Eric Thayer/Bloomberg/Getty Images
Key Takeaways
- The U.S. GDP will have grown at a rate annual of only 0.3% in the 1st quarter, a sharp decline from 2.4% the previous quarter.
- If it materializes, the slowdown would likely reflect the impact of a surge of imports: People raced to buy things ahead of President Donald Trump's tariffs, and imports count against GDP growth.
- The slowdown would be one of the first "hard data" indicators showing the tariffs' economic impact.
President Donald Trump's tariffs have been slow to affect hard economic data, but that could change Wednesday when the import taxes could blow a hole in the Gross Domestic Product figures.

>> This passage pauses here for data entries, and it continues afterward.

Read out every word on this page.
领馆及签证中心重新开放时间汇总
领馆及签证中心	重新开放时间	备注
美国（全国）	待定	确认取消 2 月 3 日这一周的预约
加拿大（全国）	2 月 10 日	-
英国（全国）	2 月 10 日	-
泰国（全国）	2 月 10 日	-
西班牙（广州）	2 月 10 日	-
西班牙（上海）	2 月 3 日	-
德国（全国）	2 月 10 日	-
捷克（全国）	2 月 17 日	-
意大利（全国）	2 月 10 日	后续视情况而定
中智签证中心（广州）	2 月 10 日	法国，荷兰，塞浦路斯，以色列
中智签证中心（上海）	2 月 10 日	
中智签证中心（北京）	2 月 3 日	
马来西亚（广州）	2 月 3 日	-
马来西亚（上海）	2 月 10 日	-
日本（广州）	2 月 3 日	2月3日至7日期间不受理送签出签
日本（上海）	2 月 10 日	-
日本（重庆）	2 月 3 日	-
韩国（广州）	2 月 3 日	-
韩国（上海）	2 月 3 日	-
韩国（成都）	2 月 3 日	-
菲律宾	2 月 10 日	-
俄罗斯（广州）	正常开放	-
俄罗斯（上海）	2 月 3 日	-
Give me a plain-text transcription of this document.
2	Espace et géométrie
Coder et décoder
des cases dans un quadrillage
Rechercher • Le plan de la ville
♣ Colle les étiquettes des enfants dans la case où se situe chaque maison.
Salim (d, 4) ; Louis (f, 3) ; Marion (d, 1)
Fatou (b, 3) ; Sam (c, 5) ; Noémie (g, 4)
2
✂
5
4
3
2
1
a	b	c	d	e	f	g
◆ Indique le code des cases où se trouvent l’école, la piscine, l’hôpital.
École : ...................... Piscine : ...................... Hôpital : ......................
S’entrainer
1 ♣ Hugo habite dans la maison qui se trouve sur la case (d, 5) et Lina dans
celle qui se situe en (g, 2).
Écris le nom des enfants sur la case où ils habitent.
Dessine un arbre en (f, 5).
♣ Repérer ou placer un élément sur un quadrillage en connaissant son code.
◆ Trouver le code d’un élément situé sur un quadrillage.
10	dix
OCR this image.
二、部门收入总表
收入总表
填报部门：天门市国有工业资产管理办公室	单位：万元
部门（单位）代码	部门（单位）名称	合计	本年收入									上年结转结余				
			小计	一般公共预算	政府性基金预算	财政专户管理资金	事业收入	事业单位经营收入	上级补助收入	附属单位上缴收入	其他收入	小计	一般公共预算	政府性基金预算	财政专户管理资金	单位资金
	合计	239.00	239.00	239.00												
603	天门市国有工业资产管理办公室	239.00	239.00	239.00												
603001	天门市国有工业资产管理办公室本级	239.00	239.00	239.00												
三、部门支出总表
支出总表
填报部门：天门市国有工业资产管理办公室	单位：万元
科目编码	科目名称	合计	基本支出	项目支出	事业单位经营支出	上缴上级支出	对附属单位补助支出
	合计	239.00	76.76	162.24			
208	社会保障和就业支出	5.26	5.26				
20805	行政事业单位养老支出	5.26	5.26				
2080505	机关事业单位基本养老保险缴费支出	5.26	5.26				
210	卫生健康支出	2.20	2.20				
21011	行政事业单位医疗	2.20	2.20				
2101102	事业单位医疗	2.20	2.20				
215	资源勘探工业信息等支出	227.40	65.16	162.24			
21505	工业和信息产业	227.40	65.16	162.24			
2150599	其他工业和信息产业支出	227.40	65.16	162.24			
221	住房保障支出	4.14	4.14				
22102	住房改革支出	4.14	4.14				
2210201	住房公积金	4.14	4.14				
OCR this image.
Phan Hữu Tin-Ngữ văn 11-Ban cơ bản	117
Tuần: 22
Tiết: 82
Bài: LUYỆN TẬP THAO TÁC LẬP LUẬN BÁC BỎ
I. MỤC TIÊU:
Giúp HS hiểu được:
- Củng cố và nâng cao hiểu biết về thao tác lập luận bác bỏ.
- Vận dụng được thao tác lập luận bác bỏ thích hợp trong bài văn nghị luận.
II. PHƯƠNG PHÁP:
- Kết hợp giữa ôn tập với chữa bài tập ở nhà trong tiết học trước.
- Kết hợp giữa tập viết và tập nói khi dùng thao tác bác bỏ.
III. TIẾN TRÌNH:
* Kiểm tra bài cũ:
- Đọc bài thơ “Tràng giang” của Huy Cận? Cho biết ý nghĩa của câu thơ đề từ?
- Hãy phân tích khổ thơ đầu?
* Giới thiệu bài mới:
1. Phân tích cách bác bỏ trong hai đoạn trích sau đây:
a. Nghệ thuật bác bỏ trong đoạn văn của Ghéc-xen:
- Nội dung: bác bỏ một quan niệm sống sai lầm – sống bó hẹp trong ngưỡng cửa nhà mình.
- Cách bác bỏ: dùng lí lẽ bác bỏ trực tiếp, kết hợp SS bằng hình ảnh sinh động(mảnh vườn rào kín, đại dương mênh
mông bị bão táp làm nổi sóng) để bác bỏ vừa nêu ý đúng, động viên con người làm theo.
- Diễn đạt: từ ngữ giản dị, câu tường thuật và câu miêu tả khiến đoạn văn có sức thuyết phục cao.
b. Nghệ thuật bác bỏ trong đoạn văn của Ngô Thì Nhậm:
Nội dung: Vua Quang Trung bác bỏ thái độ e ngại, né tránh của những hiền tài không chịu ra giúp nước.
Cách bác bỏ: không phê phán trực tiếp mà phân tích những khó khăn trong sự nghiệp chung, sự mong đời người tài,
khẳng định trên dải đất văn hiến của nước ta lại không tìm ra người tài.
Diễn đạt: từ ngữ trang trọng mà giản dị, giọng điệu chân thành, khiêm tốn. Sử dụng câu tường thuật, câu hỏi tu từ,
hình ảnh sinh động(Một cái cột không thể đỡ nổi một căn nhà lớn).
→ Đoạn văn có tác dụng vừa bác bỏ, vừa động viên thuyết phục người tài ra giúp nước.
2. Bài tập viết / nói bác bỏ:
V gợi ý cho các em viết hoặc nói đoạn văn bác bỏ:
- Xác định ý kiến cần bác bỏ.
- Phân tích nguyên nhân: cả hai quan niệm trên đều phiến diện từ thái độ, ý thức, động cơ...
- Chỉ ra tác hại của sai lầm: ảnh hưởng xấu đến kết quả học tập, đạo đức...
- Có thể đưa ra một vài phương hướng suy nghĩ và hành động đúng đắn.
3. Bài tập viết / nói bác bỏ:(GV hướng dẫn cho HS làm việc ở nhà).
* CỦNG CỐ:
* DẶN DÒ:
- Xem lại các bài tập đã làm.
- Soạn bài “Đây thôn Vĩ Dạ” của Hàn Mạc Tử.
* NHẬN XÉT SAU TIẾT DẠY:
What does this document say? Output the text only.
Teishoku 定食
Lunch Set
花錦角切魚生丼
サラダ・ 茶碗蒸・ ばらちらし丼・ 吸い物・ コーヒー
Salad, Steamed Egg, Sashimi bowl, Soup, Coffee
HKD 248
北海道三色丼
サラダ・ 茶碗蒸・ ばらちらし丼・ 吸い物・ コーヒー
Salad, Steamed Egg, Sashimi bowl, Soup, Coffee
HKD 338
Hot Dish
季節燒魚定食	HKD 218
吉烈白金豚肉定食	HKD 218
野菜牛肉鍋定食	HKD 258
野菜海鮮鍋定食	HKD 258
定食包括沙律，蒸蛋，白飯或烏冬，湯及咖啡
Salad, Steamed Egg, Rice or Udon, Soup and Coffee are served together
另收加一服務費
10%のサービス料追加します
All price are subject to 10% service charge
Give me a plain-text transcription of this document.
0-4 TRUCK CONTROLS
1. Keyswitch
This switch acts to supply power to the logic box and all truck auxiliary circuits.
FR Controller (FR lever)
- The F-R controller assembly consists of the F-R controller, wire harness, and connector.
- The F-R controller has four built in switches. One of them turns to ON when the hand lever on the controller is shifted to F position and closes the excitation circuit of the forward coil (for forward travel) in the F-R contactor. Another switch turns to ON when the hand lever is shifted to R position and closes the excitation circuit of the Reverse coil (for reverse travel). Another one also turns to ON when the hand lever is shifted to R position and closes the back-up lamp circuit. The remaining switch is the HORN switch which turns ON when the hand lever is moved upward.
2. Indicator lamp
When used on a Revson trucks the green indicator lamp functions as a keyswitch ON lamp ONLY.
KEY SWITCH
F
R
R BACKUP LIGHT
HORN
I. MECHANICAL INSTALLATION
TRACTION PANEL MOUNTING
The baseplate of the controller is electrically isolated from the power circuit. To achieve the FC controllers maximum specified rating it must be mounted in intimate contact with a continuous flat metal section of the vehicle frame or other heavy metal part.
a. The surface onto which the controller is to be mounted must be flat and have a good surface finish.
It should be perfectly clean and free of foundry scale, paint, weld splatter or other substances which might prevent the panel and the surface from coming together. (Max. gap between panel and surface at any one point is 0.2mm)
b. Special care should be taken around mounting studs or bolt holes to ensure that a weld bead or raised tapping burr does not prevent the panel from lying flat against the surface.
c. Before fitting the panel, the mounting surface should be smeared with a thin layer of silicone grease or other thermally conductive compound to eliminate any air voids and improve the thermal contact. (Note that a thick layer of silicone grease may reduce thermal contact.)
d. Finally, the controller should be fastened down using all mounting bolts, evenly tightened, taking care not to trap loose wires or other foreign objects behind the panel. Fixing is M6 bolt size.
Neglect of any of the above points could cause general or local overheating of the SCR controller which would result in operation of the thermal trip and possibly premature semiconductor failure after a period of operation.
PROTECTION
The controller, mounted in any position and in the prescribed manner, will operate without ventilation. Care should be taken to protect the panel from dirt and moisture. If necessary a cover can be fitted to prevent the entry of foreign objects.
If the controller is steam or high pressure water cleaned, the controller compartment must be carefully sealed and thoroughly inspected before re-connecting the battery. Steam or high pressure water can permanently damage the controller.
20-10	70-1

According to the median forecast of a survey conducted by Dow Jones Newswires and the Wall Street Journal, Wednesday’s scheduled report on GDP is likely to show the key measure of economic output in the United States rose at a rate of only 0.4% annually in the first three months. This would be the lowest growth rate since 2022 and down from 2.4% during the last quarter in 2024.
Economists say the sharp slowdown will likely reflect the impact on the surge in imports. People rushed to buy items from overseas before President Donald Trump’s tariffs went into effect, and imports reduce the GDP.
Some forecasters believe the drop will even be more drastic than the consensus, and expect the economy shrink for the first since 2022. The Federal Reserve Bank of Atlanta’s GDP Now, which calculates GDP using economic data published at the time, showed that the GDP shrank by 2.5% per year in the first three months.
The GDP report is one of the first “hard” data indicators that will show the impact Trump’s tariffs on U.S. trading partner countries, which began February and reached fever pitch in late April. Businesses and individuals are becoming more pessimistic due to the tariffs. However, key economic indicators such as unemployment and inflation have remained resilient.